Kasus ini membuktikan bahwa konsep perlindungan anak di Indonesia belum memiliki pijakan yang bijaksana dan adil. Perlindungan anak sering kali dipahami secara sempit: sebatas larangan kekerasan fisik. Padahal, pendidikan itu sendiri adalah relasi kemanusiaan yang kompleks, penuh interaksi emosional, spiritual, dan nilai-nilai. Ketika sistem lebih cepat menghukum daripada membimbing, maka dunia pendidikan sedang berjalan menuju kehancuran.

Kriminalisasi terhadap guru seperti yang terjadi pada Guru Zuhdi (tampaknya kerap pula terjadi di daerah lain) sesungguhnya mengirimkan sinyal bahaya.
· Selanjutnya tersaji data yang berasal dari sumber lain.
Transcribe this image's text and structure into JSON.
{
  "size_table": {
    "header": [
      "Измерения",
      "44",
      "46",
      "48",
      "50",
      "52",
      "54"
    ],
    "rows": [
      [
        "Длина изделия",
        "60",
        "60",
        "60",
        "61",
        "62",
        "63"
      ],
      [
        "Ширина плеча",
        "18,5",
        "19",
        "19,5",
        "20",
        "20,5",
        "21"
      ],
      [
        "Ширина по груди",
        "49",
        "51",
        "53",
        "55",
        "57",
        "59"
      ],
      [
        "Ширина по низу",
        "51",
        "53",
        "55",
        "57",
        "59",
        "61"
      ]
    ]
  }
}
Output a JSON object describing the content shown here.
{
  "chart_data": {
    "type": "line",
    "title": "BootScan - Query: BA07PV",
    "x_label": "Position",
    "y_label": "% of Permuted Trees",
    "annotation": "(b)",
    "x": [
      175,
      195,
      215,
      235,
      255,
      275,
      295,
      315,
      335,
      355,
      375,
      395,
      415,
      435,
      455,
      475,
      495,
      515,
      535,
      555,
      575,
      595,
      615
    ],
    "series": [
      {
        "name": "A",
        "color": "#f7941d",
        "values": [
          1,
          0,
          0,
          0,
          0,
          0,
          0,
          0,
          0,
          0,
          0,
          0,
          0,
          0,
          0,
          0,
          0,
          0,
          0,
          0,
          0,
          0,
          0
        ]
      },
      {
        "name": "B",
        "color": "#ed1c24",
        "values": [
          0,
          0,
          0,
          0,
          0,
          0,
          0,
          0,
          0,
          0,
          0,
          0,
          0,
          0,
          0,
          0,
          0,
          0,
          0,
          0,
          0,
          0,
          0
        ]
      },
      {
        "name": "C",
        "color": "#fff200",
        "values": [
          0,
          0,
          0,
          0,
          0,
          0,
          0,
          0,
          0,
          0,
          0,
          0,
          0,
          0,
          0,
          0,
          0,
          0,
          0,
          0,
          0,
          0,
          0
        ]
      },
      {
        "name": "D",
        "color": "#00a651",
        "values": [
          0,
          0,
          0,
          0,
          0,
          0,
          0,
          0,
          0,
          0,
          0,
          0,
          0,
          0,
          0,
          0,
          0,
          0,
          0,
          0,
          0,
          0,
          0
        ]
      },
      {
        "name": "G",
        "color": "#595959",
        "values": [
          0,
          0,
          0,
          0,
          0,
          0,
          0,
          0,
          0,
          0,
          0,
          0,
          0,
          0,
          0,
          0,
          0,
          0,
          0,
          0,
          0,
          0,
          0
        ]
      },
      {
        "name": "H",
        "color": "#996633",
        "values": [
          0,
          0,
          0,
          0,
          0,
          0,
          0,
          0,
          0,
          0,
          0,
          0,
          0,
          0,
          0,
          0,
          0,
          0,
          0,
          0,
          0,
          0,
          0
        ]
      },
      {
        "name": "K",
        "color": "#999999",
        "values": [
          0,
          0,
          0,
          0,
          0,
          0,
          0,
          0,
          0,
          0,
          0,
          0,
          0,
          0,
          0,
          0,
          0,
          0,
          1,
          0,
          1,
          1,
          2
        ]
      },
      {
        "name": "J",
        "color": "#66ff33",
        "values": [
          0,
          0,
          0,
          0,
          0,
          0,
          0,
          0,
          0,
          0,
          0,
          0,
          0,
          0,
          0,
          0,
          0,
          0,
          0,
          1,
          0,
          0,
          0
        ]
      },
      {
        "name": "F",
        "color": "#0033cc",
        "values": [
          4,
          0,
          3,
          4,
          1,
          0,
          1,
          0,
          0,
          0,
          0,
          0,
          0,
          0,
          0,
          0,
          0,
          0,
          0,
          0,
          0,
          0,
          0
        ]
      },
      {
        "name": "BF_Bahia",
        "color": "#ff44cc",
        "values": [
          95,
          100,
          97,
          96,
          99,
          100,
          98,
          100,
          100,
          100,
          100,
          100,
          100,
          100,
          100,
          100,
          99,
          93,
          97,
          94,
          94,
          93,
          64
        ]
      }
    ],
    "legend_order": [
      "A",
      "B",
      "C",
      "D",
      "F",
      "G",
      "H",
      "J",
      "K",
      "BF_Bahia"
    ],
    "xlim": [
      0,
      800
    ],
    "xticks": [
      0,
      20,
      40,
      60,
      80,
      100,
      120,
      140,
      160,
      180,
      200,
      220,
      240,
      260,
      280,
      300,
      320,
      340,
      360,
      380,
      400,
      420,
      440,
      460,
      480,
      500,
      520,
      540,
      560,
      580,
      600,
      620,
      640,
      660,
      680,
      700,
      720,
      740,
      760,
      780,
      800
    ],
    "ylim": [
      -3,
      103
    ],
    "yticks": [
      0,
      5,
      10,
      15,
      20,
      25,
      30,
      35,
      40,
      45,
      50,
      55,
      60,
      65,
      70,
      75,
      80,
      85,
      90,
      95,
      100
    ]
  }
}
Guru bukan malaikat yang tak pernah salah. Tetapi ia juga bukan penjahat yang pantas diadili hanya karena satu kesalahan di tengah pengabdian puluhan tahun. Lebih-lebih, ketika kasus ini awalnya sudah diselesaikan melalui mediasi, permintaan maaf, bahkan pemberian kompensasi, lalu muncul LSM, polisi, dan tekanan sosial — yang memerkeruh niat damai menjadi tekanan moral dan finansial. Zuhdi bahkan harus menjual motor dan meminjam uang demi menyelesaikan kasus yang sejatinya bisa berakhir di ruang maaf.
Ironisnya, ketika orang tua siswa kemudian menyadari dan hendak mengembalikan uang damai Rp 12,5 juta itu, Guru Zuhdi menolaknya dengan lapang dada. “Saya sudah memaafkan sejak lama,” katanya.
Inilah bentuk tertinggi dari moral seorang guru — memaafkan bahkan sebelum diminta. Sementara sistem di sekelilingnya gagal menunjukkan keadilan serupa.
Pertanyaannya kini, kepada siapa anak-anak kita akan menyerahkan masa depannya, jika para guru diperlakukan seperti ini? Di tengah kekaburan orang tua tentang konsep perlindungan anak.
Siapa lagi yang berani mendidik dengan sepenuh hati, jika satu kesalahan kecil saja bisa berujung kriminalisasi dan stigma publik? Masyarakat dan negara mungkin tak sadar bagaimana pepatnya hidup seorang guru sekolah swasta di kampung yang hanya menerima Rp 450.000 per bulan tetapi diperlakukan seperti pesakitan saat ia melakukan kesalahan.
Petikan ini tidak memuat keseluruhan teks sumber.